Paper reading notes for Perceptual generative adversarial networks for small object detection [1].

Previous object detection pipelines usually detect small objects through learning representations of all the objects at multiple scales, which are limited to pay off the computational cost. In this work, the authors proposed a new Perceptual Generative Adversarial Network (Perceptual GAN) model that improves small object detection through narrowing representation difference of small objects from the large ones.

Perceptual GANs

The generator is a deep residual based feature generative model which transforms the original poor features of small objects to highly discriminative ones by introducing fine-grained details from lower-level layers, achieving "super-resolution" on the intermediate representations. The discriminator serves a supervisor and provides guidance on the quality and advantages of the generated fine-grained details. The Perceptual GAN also includes a new perceptual loss tailored for the detection purpose.

Perceptual GANs. Let $F_l$ and $F_s$ be representations for large and small objects respectively. We aim to learn a generator function $G$ that transforms the representations of a small object $F_s$ to a super-resolved one $G(F_s)$ that is similar to the original one of the large object $F_l$. A new conditional generator model is introduced to generate residual representation between large and small objects condition conditioned on the extra auxiliary information, i.e. the low-level features of the small object $f$. \[ \min_G \max_D L(D, G) \triangleq \mathbb{E}_{F_l \sim p_{data}(F_l)} \log D(F_l) + \mathbb{E}_{F_s \sim p_{F_s}(F_s \mid F)} [\log(1 - D(F_s + G(F_s \mid f)))] \] The generator $G_{\Theta_G}$ is obtained by optimizing the loss function $L_{dis}$ \[ \Theta_G = \arg \min_{\Theta_G} L_{dis}(G_{\Theta_G}(F_s)) \] The adversarial branch of the discriminator $D_{\Theta_a}$ is obtained by optimizing the loss fucntion $L_a$ \[ \begin{align*}\Theta_a & = \arg \min_{\Theta_a} L_a(G_{\Theta_g}(F_s), F_l) \\ L_a & = -\log D_{\Theta_a}(F_l) - \log(1 - D_{\Theta_a}(G_{\Theta_g}(F_s)))\end{align*} \] The perception branch of the discriminator $D_{\Theta_p}$ is obtained by optimizing the loss function $L_{dis\_p}$ \[ \Theta_p = \arg \min_{\Theta_p} L_{dis\_p}(F_l) \]

Adversarial loss.

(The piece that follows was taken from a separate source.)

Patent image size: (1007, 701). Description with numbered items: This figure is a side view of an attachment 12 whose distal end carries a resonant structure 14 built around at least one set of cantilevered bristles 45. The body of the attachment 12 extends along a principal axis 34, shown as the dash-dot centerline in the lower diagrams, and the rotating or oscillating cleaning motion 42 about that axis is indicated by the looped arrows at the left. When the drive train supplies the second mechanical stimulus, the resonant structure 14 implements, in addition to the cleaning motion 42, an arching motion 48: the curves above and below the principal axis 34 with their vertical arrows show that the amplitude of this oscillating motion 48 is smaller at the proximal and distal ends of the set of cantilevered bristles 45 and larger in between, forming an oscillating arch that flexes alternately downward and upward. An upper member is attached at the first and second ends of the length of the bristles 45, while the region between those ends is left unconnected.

An adversarial loss is introduced to encourage the generator network to produce the super-resolved representation for small object similar as that of the large object. \[ L_{dis\_a} = -\log D_{\Theta_a}(G_{\Theta_g}(F_s)) \]

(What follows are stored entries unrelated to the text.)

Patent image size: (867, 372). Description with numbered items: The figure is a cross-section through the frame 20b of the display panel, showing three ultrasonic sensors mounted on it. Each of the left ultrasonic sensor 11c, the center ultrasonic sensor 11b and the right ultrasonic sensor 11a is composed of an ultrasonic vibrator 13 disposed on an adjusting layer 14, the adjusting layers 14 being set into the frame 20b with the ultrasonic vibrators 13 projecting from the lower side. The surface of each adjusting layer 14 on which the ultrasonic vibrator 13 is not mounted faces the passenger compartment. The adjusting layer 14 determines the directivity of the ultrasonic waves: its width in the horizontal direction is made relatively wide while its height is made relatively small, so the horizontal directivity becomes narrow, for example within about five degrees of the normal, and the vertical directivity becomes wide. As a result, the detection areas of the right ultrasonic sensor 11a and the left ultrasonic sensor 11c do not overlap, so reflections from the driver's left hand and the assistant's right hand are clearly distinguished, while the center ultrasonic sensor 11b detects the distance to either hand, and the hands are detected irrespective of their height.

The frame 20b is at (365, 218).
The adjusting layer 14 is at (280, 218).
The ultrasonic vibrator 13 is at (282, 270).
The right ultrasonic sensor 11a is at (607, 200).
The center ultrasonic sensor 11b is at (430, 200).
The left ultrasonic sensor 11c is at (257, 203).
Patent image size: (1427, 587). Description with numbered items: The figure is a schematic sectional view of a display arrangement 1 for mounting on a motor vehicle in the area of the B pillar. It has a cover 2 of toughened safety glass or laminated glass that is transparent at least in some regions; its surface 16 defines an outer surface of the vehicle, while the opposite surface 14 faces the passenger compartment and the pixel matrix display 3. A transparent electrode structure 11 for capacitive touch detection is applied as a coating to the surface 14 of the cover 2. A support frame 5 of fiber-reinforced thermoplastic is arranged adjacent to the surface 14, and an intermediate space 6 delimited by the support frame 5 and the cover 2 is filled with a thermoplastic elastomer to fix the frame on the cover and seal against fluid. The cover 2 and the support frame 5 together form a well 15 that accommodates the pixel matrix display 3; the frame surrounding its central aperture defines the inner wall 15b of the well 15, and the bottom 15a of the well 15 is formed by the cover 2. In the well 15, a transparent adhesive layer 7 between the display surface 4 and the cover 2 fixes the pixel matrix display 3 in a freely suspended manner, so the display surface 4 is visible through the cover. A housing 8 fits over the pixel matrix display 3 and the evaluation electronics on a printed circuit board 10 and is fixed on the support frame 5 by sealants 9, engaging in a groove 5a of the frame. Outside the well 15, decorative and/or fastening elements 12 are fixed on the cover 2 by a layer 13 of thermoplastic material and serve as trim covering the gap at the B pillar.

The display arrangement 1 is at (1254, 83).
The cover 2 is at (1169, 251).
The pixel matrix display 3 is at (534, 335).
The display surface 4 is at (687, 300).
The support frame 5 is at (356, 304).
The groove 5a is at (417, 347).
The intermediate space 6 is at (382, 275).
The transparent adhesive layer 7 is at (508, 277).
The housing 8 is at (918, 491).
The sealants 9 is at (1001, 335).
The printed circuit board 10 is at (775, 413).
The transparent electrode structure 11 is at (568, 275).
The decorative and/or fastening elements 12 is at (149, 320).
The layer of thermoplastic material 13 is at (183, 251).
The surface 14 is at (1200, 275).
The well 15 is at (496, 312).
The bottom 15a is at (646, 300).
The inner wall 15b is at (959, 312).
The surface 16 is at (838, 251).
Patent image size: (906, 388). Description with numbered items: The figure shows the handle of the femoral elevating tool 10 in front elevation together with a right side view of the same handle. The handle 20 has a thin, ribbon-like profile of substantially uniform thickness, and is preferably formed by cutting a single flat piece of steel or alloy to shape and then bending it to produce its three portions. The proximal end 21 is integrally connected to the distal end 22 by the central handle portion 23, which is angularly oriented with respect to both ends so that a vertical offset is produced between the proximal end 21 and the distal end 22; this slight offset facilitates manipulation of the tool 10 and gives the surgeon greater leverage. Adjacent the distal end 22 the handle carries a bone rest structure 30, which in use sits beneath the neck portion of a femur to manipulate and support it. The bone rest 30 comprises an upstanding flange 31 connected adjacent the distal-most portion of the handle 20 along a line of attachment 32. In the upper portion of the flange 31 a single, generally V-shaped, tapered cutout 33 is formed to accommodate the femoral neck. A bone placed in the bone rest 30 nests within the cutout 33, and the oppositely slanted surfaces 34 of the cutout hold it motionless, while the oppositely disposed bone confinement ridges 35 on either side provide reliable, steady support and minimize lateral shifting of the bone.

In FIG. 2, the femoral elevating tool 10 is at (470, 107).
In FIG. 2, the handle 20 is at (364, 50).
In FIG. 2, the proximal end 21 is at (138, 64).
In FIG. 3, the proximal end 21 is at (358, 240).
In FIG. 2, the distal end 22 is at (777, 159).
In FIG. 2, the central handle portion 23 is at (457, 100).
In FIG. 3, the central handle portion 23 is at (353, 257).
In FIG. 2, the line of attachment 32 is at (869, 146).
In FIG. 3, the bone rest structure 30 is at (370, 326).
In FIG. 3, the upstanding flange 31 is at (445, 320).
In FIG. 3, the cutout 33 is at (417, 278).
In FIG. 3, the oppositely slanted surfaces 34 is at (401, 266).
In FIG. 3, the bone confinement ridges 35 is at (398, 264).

Perceptual loss. The multi-task loss $L_{dis\_p}$ is computed to justify the detection accuracy benefiting from the generated super-resolved features for each object proposal: \[ L_{dis\_p} = L_{cls}(p,g) + \mathbf{1}[g \geq 1] L_{loc}(r_g, r^*) \] where $L_{cls}(p, g) = -\log p_g$ and $L_{loc}$ is a smooth $L_1$ loss.

References

[1] J. Li, X. Liang, Y. Wei, T. Xu, J. Feng, and S. Yan. Perceptual generative adversarial networks for small object detection. In CVPR, 2017.